RIVERTON TWP. — The quick action of a next door fire chief and a quick response from his fire department saved a Riverton man and a house this afternoon. Riverton Twp. Fire Chief Joe Cooper was at home when his pager alerted him to a fire next door at 4584 S. Morton Rd., home to his mother-in-law Jill Jones.
Cooper immediately ran to the house where neighbors were already helping Jones’ wheelchair-bound boyfriend, Steve Bell, get out of the house. They also were able to get a dog out of the house.
“I walked around the house to access the fire,” Cooper said. “I looked inside and the windows were already turning a black, a sign that fire is building up in the house.
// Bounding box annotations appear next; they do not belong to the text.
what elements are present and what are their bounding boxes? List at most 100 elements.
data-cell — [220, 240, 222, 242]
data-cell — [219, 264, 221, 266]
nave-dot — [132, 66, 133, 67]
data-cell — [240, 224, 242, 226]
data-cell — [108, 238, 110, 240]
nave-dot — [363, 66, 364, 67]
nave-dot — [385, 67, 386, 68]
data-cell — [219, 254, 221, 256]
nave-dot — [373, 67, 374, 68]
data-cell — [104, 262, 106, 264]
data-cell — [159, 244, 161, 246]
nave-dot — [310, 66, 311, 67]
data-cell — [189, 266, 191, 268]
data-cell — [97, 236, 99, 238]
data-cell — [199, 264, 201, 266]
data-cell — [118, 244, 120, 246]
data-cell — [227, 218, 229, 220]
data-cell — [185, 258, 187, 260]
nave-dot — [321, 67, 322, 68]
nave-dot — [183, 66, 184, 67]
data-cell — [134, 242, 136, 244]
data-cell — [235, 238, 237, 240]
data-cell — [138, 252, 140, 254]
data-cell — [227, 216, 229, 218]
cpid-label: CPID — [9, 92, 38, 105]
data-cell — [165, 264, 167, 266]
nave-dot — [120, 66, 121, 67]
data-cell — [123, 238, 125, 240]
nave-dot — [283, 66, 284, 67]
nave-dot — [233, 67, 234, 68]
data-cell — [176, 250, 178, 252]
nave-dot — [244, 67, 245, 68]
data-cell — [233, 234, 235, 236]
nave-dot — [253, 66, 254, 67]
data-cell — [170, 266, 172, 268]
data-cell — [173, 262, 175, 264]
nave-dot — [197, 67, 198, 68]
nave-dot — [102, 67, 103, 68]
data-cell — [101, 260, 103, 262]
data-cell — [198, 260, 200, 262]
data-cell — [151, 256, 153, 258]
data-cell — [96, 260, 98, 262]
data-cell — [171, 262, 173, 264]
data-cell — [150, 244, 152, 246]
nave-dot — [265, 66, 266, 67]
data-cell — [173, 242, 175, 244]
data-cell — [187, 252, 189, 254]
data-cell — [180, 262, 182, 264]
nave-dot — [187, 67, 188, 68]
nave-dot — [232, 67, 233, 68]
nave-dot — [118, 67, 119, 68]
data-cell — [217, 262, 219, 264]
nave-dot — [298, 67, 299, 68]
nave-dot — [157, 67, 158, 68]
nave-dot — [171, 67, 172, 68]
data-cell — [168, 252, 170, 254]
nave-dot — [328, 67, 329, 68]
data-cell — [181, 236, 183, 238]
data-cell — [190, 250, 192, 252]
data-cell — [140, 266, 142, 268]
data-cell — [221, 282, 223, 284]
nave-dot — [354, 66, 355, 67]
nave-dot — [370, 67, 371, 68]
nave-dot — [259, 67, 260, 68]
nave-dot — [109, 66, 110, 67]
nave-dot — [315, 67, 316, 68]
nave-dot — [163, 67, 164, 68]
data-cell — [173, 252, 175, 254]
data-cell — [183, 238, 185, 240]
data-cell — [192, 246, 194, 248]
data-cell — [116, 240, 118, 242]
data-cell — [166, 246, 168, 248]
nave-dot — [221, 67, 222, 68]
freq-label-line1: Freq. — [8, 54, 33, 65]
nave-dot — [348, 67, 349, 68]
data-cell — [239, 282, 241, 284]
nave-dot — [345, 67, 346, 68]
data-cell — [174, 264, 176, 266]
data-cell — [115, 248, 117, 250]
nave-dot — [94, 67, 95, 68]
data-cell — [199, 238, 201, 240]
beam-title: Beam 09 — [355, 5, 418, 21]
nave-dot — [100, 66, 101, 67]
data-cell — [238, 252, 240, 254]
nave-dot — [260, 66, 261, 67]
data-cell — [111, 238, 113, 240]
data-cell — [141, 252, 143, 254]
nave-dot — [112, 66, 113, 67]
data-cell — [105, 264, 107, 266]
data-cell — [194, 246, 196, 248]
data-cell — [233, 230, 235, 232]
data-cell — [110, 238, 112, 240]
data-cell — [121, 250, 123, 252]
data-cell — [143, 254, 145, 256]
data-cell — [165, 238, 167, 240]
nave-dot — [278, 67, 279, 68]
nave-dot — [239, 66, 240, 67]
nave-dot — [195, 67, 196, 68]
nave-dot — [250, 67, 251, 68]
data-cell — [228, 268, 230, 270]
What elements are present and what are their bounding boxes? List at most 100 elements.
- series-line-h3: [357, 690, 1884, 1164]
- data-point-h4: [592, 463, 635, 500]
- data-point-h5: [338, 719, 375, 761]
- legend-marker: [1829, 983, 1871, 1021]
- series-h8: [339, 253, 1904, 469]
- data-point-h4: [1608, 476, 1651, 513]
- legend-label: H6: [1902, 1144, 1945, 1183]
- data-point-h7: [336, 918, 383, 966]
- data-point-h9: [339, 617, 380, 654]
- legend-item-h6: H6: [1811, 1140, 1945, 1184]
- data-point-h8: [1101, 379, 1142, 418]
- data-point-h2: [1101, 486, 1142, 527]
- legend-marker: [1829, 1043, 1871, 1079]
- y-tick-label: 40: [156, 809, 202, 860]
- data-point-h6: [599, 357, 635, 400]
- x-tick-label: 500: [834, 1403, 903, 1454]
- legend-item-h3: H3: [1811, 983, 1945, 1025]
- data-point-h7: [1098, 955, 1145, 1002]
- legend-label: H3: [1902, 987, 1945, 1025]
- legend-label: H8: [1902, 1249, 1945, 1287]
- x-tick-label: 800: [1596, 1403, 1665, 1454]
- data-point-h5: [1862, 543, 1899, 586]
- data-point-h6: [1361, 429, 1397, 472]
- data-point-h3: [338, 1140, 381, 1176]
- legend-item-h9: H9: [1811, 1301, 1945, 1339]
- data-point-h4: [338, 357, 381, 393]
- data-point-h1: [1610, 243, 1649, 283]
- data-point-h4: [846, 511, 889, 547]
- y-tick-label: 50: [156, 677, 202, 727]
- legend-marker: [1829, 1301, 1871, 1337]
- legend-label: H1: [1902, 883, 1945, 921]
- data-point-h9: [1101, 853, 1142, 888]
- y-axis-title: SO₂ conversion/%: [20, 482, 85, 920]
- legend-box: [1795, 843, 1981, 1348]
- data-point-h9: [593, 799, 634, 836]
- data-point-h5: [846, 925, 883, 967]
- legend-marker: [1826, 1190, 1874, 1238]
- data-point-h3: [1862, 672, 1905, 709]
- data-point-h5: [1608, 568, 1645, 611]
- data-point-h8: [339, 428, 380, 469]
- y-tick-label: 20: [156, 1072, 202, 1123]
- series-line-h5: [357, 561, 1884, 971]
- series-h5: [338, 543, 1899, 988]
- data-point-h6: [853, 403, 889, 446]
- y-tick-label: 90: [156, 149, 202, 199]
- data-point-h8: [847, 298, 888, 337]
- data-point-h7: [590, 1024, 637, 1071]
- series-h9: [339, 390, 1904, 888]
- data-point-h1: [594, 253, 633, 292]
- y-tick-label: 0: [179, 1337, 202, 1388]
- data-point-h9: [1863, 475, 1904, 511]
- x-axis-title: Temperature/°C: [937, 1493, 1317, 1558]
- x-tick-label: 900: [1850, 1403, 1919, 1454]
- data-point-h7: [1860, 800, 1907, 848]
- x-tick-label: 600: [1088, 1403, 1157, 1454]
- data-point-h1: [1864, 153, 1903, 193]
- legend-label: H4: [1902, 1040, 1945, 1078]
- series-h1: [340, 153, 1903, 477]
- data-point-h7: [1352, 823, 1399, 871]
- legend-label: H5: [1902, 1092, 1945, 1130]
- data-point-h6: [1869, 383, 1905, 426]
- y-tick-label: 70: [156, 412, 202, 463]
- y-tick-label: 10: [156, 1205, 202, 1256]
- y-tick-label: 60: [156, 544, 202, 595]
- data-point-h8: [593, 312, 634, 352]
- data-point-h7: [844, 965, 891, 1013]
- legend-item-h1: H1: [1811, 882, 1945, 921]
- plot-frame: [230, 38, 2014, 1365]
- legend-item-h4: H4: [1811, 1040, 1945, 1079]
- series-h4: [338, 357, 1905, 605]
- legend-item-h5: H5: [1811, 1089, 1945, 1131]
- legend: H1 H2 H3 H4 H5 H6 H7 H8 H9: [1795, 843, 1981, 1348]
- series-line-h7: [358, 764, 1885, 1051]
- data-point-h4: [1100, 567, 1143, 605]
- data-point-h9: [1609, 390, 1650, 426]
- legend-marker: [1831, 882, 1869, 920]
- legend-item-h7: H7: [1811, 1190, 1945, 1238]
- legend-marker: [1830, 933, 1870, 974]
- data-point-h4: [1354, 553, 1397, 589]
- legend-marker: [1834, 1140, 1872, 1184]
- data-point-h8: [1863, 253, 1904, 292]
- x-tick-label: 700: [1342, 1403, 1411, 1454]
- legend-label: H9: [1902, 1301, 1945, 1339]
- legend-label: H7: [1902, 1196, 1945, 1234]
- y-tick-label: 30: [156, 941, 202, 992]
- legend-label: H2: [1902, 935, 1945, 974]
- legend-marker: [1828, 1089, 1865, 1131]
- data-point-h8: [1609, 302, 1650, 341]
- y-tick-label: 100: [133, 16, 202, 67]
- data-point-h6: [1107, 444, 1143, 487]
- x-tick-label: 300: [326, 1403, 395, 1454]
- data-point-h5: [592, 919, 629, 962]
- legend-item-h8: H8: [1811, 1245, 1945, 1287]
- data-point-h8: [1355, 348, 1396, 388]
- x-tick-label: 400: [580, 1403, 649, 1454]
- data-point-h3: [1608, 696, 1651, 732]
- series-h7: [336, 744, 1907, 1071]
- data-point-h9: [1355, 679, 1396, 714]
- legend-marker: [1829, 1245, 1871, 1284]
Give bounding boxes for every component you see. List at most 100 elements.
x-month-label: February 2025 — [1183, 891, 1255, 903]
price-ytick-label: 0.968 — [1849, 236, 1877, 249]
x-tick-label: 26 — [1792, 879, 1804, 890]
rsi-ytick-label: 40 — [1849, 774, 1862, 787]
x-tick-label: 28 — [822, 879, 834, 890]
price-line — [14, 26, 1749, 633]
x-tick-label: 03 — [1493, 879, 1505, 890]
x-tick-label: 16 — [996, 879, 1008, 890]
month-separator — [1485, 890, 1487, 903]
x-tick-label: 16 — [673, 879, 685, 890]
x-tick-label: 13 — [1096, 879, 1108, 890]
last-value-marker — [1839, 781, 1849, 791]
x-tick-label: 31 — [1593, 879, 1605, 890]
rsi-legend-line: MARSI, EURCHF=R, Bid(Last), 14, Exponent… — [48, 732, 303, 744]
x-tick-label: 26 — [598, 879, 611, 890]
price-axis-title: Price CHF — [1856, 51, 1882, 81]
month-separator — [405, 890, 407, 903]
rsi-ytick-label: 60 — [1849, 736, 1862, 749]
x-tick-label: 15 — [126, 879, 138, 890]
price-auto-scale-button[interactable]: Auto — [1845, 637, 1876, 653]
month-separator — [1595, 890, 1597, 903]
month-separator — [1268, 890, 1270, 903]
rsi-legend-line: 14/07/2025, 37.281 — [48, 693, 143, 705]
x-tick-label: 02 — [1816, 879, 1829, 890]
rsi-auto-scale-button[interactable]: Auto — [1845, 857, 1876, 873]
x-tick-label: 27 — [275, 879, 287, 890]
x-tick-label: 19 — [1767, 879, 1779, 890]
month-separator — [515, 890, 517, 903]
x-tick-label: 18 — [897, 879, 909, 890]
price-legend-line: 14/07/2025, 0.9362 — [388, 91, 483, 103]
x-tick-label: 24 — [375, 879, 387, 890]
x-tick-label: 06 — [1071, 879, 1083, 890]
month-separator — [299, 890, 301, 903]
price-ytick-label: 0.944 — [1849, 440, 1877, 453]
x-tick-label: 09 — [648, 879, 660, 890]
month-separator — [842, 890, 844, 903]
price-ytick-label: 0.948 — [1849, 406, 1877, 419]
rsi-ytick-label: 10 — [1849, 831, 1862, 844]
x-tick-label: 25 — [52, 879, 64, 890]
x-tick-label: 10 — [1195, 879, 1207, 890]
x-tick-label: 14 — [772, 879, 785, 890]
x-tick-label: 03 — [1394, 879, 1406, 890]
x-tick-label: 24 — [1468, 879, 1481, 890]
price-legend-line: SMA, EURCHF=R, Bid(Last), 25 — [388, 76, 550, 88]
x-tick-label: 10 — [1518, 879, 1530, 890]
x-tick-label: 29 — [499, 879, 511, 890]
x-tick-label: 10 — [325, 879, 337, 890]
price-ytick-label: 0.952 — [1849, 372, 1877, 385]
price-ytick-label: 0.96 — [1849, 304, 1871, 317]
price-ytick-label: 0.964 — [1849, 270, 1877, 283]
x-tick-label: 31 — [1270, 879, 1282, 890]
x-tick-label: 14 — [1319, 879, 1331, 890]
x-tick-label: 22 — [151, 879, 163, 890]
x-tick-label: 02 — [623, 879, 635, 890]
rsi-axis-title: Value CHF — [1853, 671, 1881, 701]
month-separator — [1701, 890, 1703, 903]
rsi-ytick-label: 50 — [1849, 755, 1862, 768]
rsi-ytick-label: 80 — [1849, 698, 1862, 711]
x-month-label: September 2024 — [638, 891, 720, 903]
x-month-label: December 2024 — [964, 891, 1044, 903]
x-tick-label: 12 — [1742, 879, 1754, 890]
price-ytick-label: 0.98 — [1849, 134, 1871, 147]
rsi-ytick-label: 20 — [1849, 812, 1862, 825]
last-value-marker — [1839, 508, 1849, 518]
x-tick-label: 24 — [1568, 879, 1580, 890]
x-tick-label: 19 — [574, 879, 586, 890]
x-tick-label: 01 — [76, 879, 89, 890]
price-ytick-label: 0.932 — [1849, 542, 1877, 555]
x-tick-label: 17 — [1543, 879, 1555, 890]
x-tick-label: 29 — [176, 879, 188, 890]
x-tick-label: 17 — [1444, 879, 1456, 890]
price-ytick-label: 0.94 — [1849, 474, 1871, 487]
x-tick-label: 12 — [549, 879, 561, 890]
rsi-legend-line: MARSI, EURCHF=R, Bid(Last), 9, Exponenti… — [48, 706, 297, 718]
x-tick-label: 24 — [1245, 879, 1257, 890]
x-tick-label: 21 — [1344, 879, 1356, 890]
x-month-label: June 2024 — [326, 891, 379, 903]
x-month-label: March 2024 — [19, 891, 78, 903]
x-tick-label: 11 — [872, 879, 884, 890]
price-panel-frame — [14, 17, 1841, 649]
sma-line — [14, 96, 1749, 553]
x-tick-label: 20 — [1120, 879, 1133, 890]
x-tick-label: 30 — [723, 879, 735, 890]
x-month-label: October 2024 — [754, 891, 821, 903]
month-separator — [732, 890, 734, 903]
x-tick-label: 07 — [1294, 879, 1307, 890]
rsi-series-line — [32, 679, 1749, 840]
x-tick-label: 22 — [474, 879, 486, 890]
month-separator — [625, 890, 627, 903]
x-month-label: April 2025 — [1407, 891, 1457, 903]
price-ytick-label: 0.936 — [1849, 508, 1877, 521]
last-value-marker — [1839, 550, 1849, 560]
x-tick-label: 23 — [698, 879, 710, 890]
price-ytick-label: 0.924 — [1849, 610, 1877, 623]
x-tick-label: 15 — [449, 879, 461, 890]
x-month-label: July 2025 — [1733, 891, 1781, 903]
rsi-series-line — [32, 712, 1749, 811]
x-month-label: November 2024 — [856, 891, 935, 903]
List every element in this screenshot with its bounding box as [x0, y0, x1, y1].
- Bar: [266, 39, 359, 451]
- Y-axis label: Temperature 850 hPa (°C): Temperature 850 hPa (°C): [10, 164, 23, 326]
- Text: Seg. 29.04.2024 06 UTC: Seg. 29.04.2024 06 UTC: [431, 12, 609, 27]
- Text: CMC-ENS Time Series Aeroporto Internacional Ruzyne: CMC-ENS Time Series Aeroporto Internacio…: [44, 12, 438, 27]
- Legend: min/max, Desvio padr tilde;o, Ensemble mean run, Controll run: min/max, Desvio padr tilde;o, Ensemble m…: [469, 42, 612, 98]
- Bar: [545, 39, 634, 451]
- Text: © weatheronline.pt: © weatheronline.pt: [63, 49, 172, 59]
Oxygen fuels fire so Cooper started shutting all the open doors, hoping to slow the fire down. “At one point I called Central Dispatch and told them that the house was going to become eminently fully engulfed in flames,” he said. But a quick response from Riverton Twp. Fire Dept. prevented that from happening.
Jones, Bell and Jones’ sister, Merlene Pomranka, lived in the house. Jones and Pomranka had taken one of their dogs to the veterinarian. “My aunt said she thought she had left the stove on,” Tracy Cooper, the chief’s wife, said.
The house is owned by Hackert Farms. Cooper said the occupants had renters’ insurance.
Cooper could not confirm the cause of the fire but said he also had been told it may have been caused from the stove.
Bell said he wasn’t sure where they were going to stay but Cooper had requested help from the West Shore Chapter of the American Red Cross.
Pere Marquette Township Fire Department also assisted.